Stephen King has always been somewhat uncomfortable with the marketing of his name such that he created his alter-ego/pseudonym in large part to avoid the media’s scrutiny of his work. His name was Richard Bachman. “I’ve been asked several times if I did it because I was overpublishing the market as Stephen King. The answer is no. I didn’t think I was overpublishing the market …but my publishers did.” (Bachman, ix). 
 

Over-exposure is something that Hollywood has never been afraid of, especially when a gifted writer who people love to read comes along. In fact, the film which I examine in this paper Maximum Overdrive was recently re-made for TV and it was called Trucks. Many a time King has had little or no involvement with many of the films made from his work and in the past many people have had little or no regard for his actual text or for his input on the project, this has since changed.
 

“Sometimes I feel like Mickey Mouse in Fantasia. I knew enough to get things started, but once they started to march, things are never the same.” (Bachman, vii). Stephen King was taking the helm of Maximum Overdrive just after his pen name had been “outed.” In a way, this was a chance for King to take control of a project but even this was marketed and commercialized. King was the center of the theatrical trailer claiming that he was “Going to scare the hell out of you.” The one sheet also proclaimed the film a masterpiece before it was released.
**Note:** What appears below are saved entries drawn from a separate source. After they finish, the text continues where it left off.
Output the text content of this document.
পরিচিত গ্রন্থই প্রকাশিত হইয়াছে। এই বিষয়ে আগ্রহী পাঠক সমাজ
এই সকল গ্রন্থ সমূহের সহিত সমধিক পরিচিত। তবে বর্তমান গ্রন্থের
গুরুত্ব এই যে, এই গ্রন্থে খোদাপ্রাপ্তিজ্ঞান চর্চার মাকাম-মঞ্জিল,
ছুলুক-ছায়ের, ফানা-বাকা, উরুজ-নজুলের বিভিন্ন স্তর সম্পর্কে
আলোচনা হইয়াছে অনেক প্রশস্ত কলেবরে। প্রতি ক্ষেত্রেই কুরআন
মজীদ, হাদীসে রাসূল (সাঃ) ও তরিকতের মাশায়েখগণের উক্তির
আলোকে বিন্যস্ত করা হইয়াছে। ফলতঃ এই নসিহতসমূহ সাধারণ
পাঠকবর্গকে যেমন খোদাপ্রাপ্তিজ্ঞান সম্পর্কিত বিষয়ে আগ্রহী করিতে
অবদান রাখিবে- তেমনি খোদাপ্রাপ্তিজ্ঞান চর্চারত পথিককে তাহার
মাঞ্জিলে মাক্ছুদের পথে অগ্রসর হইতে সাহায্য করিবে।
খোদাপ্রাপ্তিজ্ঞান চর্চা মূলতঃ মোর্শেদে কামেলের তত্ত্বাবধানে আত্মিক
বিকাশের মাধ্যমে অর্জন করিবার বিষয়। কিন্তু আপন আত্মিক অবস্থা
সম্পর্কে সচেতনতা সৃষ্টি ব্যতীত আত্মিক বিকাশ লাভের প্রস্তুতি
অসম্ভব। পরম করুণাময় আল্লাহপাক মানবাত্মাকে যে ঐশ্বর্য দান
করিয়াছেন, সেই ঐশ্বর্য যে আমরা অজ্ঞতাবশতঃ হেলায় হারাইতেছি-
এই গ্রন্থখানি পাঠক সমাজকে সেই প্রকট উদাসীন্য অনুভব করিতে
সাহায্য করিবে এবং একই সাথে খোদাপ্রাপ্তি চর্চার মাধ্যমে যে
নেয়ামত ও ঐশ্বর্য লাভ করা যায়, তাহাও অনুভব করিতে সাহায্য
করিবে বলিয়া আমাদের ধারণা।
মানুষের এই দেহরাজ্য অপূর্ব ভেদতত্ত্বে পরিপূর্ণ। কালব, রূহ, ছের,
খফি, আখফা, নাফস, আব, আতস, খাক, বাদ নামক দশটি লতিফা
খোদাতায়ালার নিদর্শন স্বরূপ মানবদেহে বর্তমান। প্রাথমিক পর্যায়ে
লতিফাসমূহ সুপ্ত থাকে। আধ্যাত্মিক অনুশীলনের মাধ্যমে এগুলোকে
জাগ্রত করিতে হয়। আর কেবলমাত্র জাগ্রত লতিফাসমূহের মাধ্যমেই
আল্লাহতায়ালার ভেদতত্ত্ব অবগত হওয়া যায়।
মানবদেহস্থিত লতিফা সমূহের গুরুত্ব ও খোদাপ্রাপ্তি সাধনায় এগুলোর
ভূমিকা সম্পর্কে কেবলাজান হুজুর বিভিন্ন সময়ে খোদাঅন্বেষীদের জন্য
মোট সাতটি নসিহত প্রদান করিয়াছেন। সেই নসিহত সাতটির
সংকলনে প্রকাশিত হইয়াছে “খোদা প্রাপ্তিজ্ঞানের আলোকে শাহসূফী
This marketing scheme was poorly thought up, while it’s hard to sell a horror film that’s not as scary as it’s supposed to be, it’s more difficult to sell a film when all the audience sees is the director saying how scary it is. One thing the trailer does seem to imply is that King was looking for someone to do his work justice up ‘til then no one had until Rob Reiner did later in Stand by Me.
 

Miscasting has been a hindrance in many King films. In reference to the protagonist in The Running Man King said “he’s about as far from the Arnold Schwarzenegger character in the movie you can get.” (Long, vii). This is a problem he faced in Maximum Overdrive was in choosing the wrong actors. Not many good actors do horror films when they’re already famous and it’s hard to make a successful horror film when the characters are so horribly miscast. When the audience knows something was a novel their critical faculties seem abnormally heightened and this makes every decision crucial.
    

His difficulties also came into play in reference to length. King is one who likes to slowly develop things and needs time. He once commented that “these days it seems everything wants to be a novel, and every novel wants to be approximately four thousand pages long.” (Nightmares, 4). With film being what it is today, and what it was starting to become in 1986, it’s no wonder that Maximum Overdrive feels like a sketch by Picasso, it lacked color. Sure, Picasso could do a lot with a pencil but to see his full genius he needed a larger surface. King likewise was confined by the need to be a 90 minute film, I sometimes get the feeling that just another half hour and it might have been a whole other film.